I bought a ticket for Meistersinger next Tuesday because I didn’t feel like standing up for five hours. Meanwhile, I am on my way to Venice, reading a strange historical novel about Lorenzo da Ponte, Mozart’s Librettist. I hope to learn more about him over the next week as we dive into Figaro. He did an amazing job cutting down Beaumarchais’ lines while preserving the essence.

I have put a link to the pensione I'll be at in Venice so you can imagine yourself there with me.

1 Comments:

  • At 10:31 PM, Blogger Mahlon Meyer said…

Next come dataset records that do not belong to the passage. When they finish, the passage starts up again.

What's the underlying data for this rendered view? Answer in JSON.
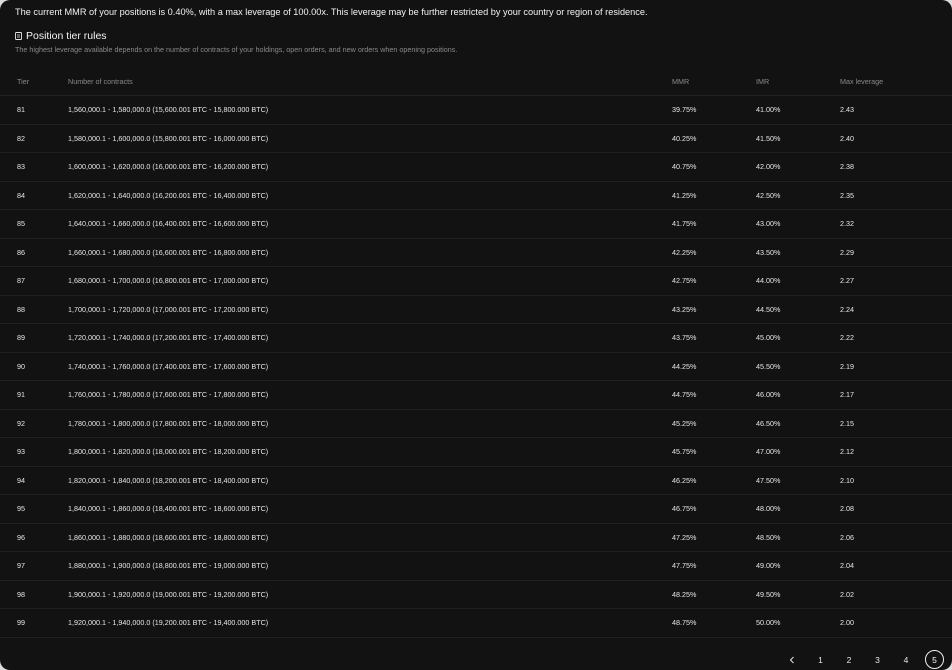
{
  "notice": "The current MMR of your positions is 0.40%, with a max leverage of 100.00x. This leverage may be further restricted by your country or region of residence.",
  "section": {
    "title": "Position tier rules",
    "description": "The highest leverage available depends on the number of contracts of your holdings, open orders, and new orders when opening positions.",
    "icon": "document-icon"
  },
  "table": {
    "headers": {
      "tier": "Tier",
      "contracts": "Number of contracts",
      "mmr": "MMR",
      "imr": "IMR",
      "max_leverage": "Max leverage"
    },
    "rows": [
      {
        "tier": "81",
        "contracts": "1,560,000.1 - 1,580,000.0 (15,600.001 BTC - 15,800.000 BTC)",
        "mmr": "39.75%",
        "imr": "41.00%",
        "max_leverage": "2.43"
      },
      {
        "tier": "82",
        "contracts": "1,580,000.1 - 1,600,000.0 (15,800.001 BTC - 16,000.000 BTC)",
        "mmr": "40.25%",
        "imr": "41.50%",
        "max_leverage": "2.40"
      },
      {
        "tier": "83",
        "contracts": "1,600,000.1 - 1,620,000.0 (16,000.001 BTC - 16,200.000 BTC)",
        "mmr": "40.75%",
        "imr": "42.00%",
        "max_leverage": "2.38"
      },
      {
        "tier": "84",
        "contracts": "1,620,000.1 - 1,640,000.0 (16,200.001 BTC - 16,400.000 BTC)",
        "mmr": "41.25%",
        "imr": "42.50%",
        "max_leverage": "2.35"
      },
      {
        "tier": "85",
        "contracts": "1,640,000.1 - 1,660,000.0 (16,400.001 BTC - 16,600.000 BTC)",
        "mmr": "41.75%",
        "imr": "43.00%",
        "max_leverage": "2.32"
      },
      {
        "tier": "86",
        "contracts": "1,660,000.1 - 1,680,000.0 (16,600.001 BTC - 16,800.000 BTC)",
        "mmr": "42.25%",
        "imr": "43.50%",
        "max_leverage": "2.29"
      },
      {
        "tier": "87",
        "contracts": "1,680,000.1 - 1,700,000.0 (16,800.001 BTC - 17,000.000 BTC)",
        "mmr": "42.75%",
        "imr": "44.00%",
        "max_leverage": "2.27"
      },
      {
        "tier": "88",
        "contracts": "1,700,000.1 - 1,720,000.0 (17,000.001 BTC - 17,200.000 BTC)",
        "mmr": "43.25%",
        "imr": "44.50%",
        "max_leverage": "2.24"
      },
      {
        "tier": "89",
        "contracts": "1,720,000.1 - 1,740,000.0 (17,200.001 BTC - 17,400.000 BTC)",
        "mmr": "43.75%",
        "imr": "45.00%",
        "max_leverage": "2.22"
      },
      {
        "tier": "90",
        "contracts": "1,740,000.1 - 1,760,000.0 (17,400.001 BTC - 17,600.000 BTC)",
        "mmr": "44.25%",
        "imr": "45.50%",
        "max_leverage": "2.19"
      },
      {
        "tier": "91",
        "contracts": "1,760,000.1 - 1,780,000.0 (17,600.001 BTC - 17,800.000 BTC)",
        "mmr": "44.75%",
        "imr": "46.00%",
        "max_leverage": "2.17"
      },
      {
        "tier": "92",
        "contracts": "1,780,000.1 - 1,800,000.0 (17,800.001 BTC - 18,000.000 BTC)",
        "mmr": "45.25%",
        "imr": "46.50%",
        "max_leverage": "2.15"
      },
      {
        "tier": "93",
        "contracts": "1,800,000.1 - 1,820,000.0 (18,000.001 BTC - 18,200.000 BTC)",
        "mmr": "45.75%",
        "imr": "47.00%",
        "max_leverage": "2.12"
      },
      {
        "tier": "94",
        "contracts": "1,820,000.1 - 1,840,000.0 (18,200.001 BTC - 18,400.000 BTC)",
        "mmr": "46.25%",
        "imr": "47.50%",
        "max_leverage": "2.10"
      },
      {
        "tier": "95",
        "contracts": "1,840,000.1 - 1,860,000.0 (18,400.001 BTC - 18,600.000 BTC)",
        "mmr": "46.75%",
        "imr": "48.00%",
        "max_leverage": "2.08"
      },
      {
        "tier": "96",
        "contracts": "1,860,000.1 - 1,880,000.0 (18,600.001 BTC - 18,800.000 BTC)",
        "mmr": "47.25%",
        "imr": "48.50%",
        "max_leverage": "2.06"
      },
      {
        "tier": "97",
        "contracts": "1,880,000.1 - 1,900,000.0 (18,800.001 BTC - 19,000.000 BTC)",
        "mmr": "47.75%",
        "imr": "49.00%",
        "max_leverage": "2.04"
      },
      {
        "tier": "98",
        "contracts": "1,900,000.1 - 1,920,000.0 (19,000.001 BTC - 19,200.000 BTC)",
        "mmr": "48.25%",
        "imr": "49.50%",
        "max_leverage": "2.02"
      },
      {
        "tier": "99",
        "contracts": "1,920,000.1 - 1,940,000.0 (19,200.001 BTC - 19,400.000 BTC)",
        "mmr": "48.75%",
        "imr": "50.00%",
        "max_leverage": "2.00"
      }
    ]
  },
  "pagination": {
    "prev_icon": "chevron-left-icon",
    "pages": [
      "1",
      "2",
      "3",
      "4",
      "5"
    ],
    "current": "5"
  },
  "colors": {
    "background": "#121212",
    "text": "#e6e6e6",
    "muted": "#8a8a8a",
    "divider": "#202020"
  }
}
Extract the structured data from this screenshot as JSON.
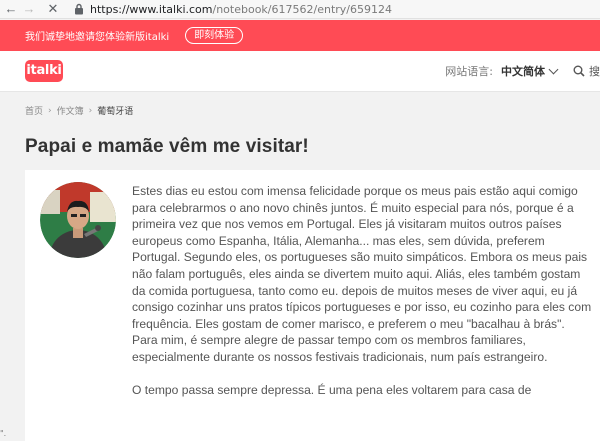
{
  "browser": {
    "back_icon": "←",
    "forward_icon": "→",
    "close_icon": "✕",
    "url_host": "https://www.italki.com",
    "url_path": "/notebook/617562/entry/659124"
  },
  "promo": {
    "text": "我们诚挚地邀请您体验新版italki",
    "button": "即刻体验"
  },
  "header": {
    "logo": "italki",
    "lang_label": "网站语言:",
    "lang_value": "中文简体",
    "search_label": "搜"
  },
  "breadcrumb": {
    "items": [
      "首页",
      "作文簿",
      "葡萄牙语"
    ],
    "separator": "›"
  },
  "entry": {
    "title": "Papai e mamãe vêm me visitar!",
    "paragraphs": [
      "Estes dias eu estou com imensa felicidade porque os meus pais estão aqui comigo para celebrarmos o ano novo chinês juntos. É muito especial para nós, porque é a primeira vez que nos vemos em Portugal. Eles já visitaram muitos outros países europeus como Espanha, Itália, Alemanha... mas eles, sem dúvida, preferem Portugal. Segundo eles, os portugueses são muito simpáticos. Embora os meus pais não falam português, eles ainda se divertem muito aqui. Aliás, eles também gostam da comida portuguesa, tanto como eu. depois de muitos meses de viver aqui, eu já consigo cozinhar uns pratos típicos portugueses e por isso, eu cozinho para eles com frequência. Eles gostam de comer marisco, e preferem o meu \"bacalhau à brás\". Para mim, é sempre alegre de passar tempo com os membros familiares, especialmente durante os nossos festivais tradicionais, num país estrangeiro.",
      "O tempo passa sempre depressa. É uma pena eles voltarem para casa de"
    ]
  },
  "statusbar": {
    "left": "\"."
  },
  "colors": {
    "brand": "#ff4b55",
    "text": "#555555",
    "title": "#333333"
  }
}
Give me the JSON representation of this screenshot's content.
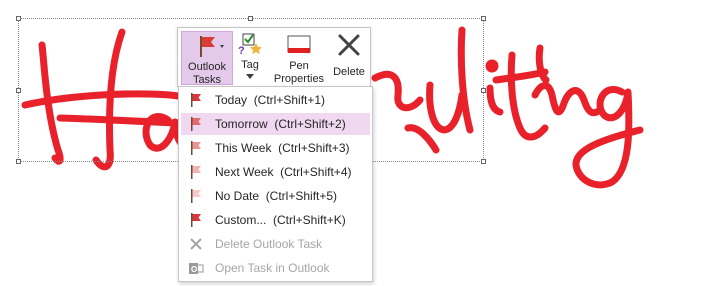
{
  "ink": {
    "word": "Handwriting",
    "color": "#e8212b"
  },
  "toolbar": {
    "outlook_tasks": {
      "line1": "Outlook",
      "line2": "Tasks",
      "icon": "flag-icon"
    },
    "tag": {
      "label": "Tag",
      "icon": "tag-icon"
    },
    "pen_properties": {
      "line1": "Pen",
      "line2": "Properties",
      "icon": "pen-properties-icon"
    },
    "delete": {
      "label": "Delete",
      "icon": "delete-icon"
    }
  },
  "menu": {
    "items": [
      {
        "label": "Today  (Ctrl+Shift+1)",
        "icon": "flag-today-icon",
        "flag_color": "#d9363e",
        "state": "normal"
      },
      {
        "label": "Tomorrow  (Ctrl+Shift+2)",
        "icon": "flag-tomorrow-icon",
        "flag_color": "#e36a6a",
        "state": "hover"
      },
      {
        "label": "This Week  (Ctrl+Shift+3)",
        "icon": "flag-this-week-icon",
        "flag_color": "#ec9494",
        "state": "normal"
      },
      {
        "label": "Next Week  (Ctrl+Shift+4)",
        "icon": "flag-next-week-icon",
        "flag_color": "#f2b3b3",
        "state": "normal"
      },
      {
        "label": "No Date  (Ctrl+Shift+5)",
        "icon": "flag-no-date-icon",
        "flag_color": "#f6caca",
        "state": "normal"
      },
      {
        "label": "Custom...  (Ctrl+Shift+K)",
        "icon": "flag-custom-icon",
        "flag_color": "#d9363e",
        "state": "normal"
      },
      {
        "label": "Delete Outlook Task",
        "icon": "delete-task-icon",
        "state": "disabled"
      },
      {
        "label": "Open Task in Outlook",
        "icon": "outlook-icon",
        "state": "disabled"
      }
    ]
  },
  "colors": {
    "active_button": "#e3c9ea",
    "menu_hover": "#efd8f0",
    "disabled_text": "#a6a6a6"
  }
}
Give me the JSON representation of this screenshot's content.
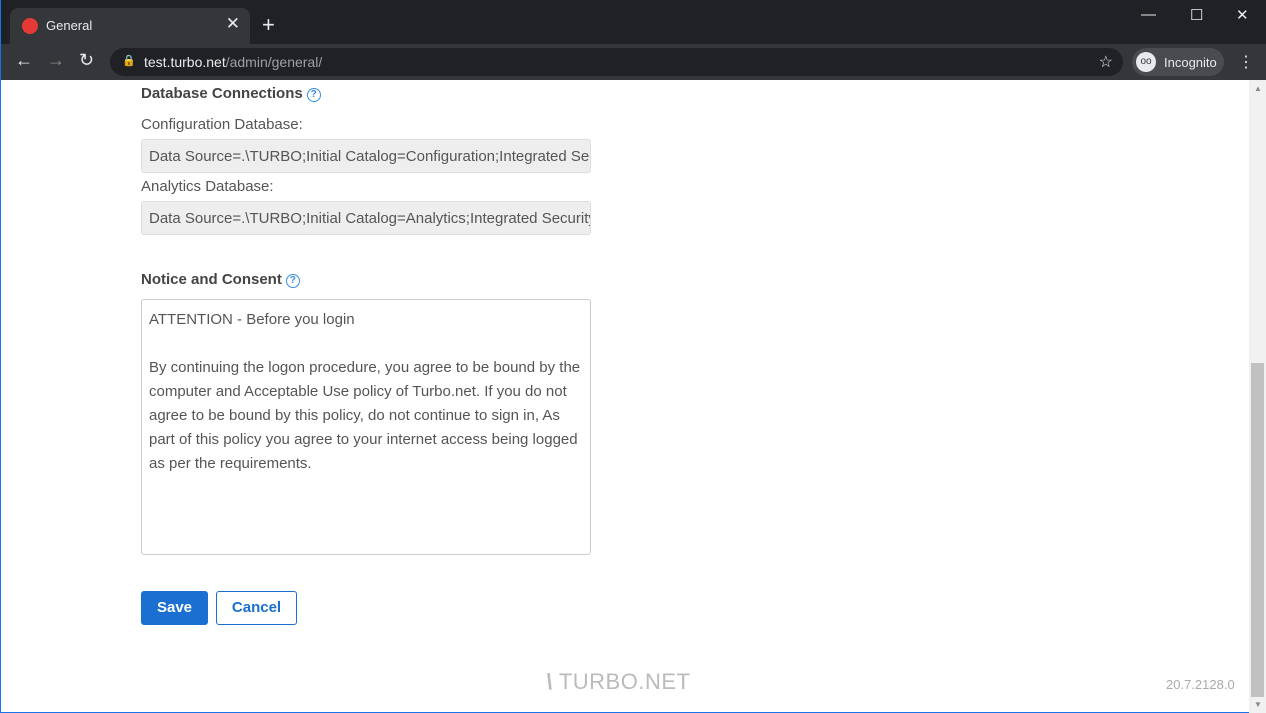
{
  "browser": {
    "tab_title": "General",
    "url_host": "test.turbo.net",
    "url_path": "/admin/general/",
    "incognito_label": "Incognito"
  },
  "db": {
    "heading": "Database Connections",
    "config_label": "Configuration Database:",
    "config_value": "Data Source=.\\TURBO;Initial Catalog=Configuration;Integrated Security=True",
    "analytics_label": "Analytics Database:",
    "analytics_value": "Data Source=.\\TURBO;Initial Catalog=Analytics;Integrated Security=True"
  },
  "notice": {
    "heading": "Notice and Consent",
    "text": "ATTENTION - Before you login\n\nBy continuing the logon procedure, you agree to be bound by the computer and Acceptable Use policy of Turbo.net. If you do not agree to be bound by this policy, do not continue to sign in, As part of this policy you agree to your internet access being logged as per the requirements."
  },
  "actions": {
    "save": "Save",
    "cancel": "Cancel"
  },
  "footer": {
    "logo": "TURBO.NET",
    "version": "20.7.2128.0"
  }
}
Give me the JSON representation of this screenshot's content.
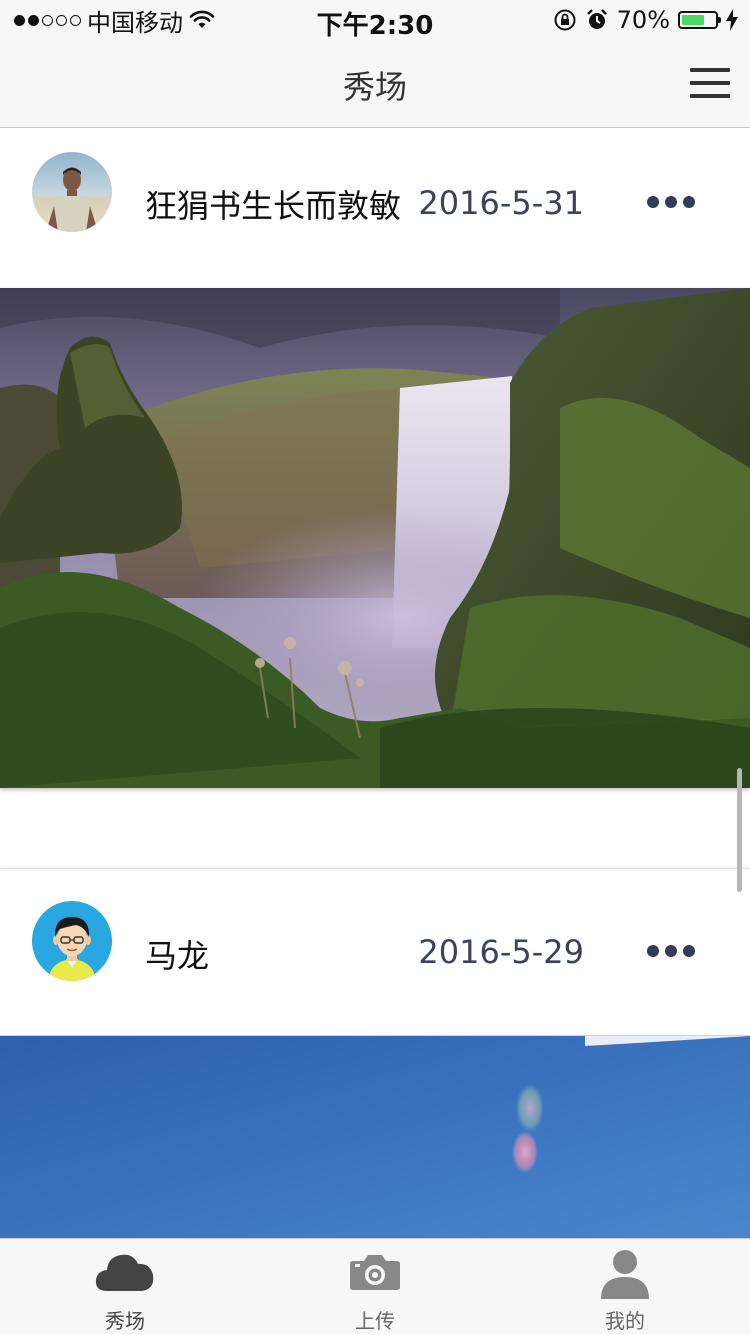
{
  "status_bar": {
    "carrier": "中国移动",
    "time": "下午2:30",
    "battery_percent": "70%",
    "battery_level": 0.7
  },
  "nav": {
    "title": "秀场",
    "menu_icon": "hamburger-menu-icon"
  },
  "posts": [
    {
      "user": "狂狷书生长而敦敏",
      "date": "2016-5-31",
      "avatar": "photo-avatar",
      "image": "waterfall-landscape-photo"
    },
    {
      "user": "马龙",
      "date": "2016-5-29",
      "avatar": "cartoon-avatar",
      "image": "blue-sky-photo"
    }
  ],
  "tabs": [
    {
      "label": "秀场",
      "icon": "cloud-icon",
      "active": true
    },
    {
      "label": "上传",
      "icon": "camera-icon",
      "active": false
    },
    {
      "label": "我的",
      "icon": "user-icon",
      "active": false
    }
  ],
  "colors": {
    "bar_background": "#f7f7f7",
    "date_text": "#3b4260",
    "battery_fill": "#4cd964",
    "tab_icon_active": "#444444",
    "tab_icon_inactive": "#888888"
  }
}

    All this is pretty interesting. So Mozart on one hand craved the approval or rather the rapprochement with his father but on the other hand was destroyed by his fears, his pusillanimity, his (his father's) unwillingness or inability to give the kind of encouragement and life that Mozart wanted and needed. What a sensitive plant that artist is and how easily the winds of discontent from authority can ruffle the leaves, dry up the bark and uproot new blossoms (never another violin concerto written again).
    You're certainly being exposed to all sorts of influences. I saw the homage being paid to Wagner. I don't know about Wagner, even though you are now an expert on the Ring. Isn't his music sort of anti-this-world. It seems to me, the little I know of Wagner's music, is that even his most uplifting, heroic songs are so surreal (not in a disjointed sense but inmbued so deeply with mythological motifs) that they are anti-life. Of course, if you listen to his more somber pieces, I think specifically of das liebestod or however you spell it, it is almost anti everything that we consider bright, uplifting, natural. That's what it is. Wagner seems to have taken the offering that Goethe laid out, alchemic almost, to choose devil-worship over nature-worship. It seems to the layman, to the neophyte, to the fool, such as Hans Castorp, who nevertheless was aware of much more in German music than this writer, that Wagner is all anti-nature, anti-natural, whereas someone like Beethoven or perhaps Mozart affirm the natural world. You can connect their music with the world of growing things around you. Mahler even is more connected with the natural world. Wagner is not, I think. My comment.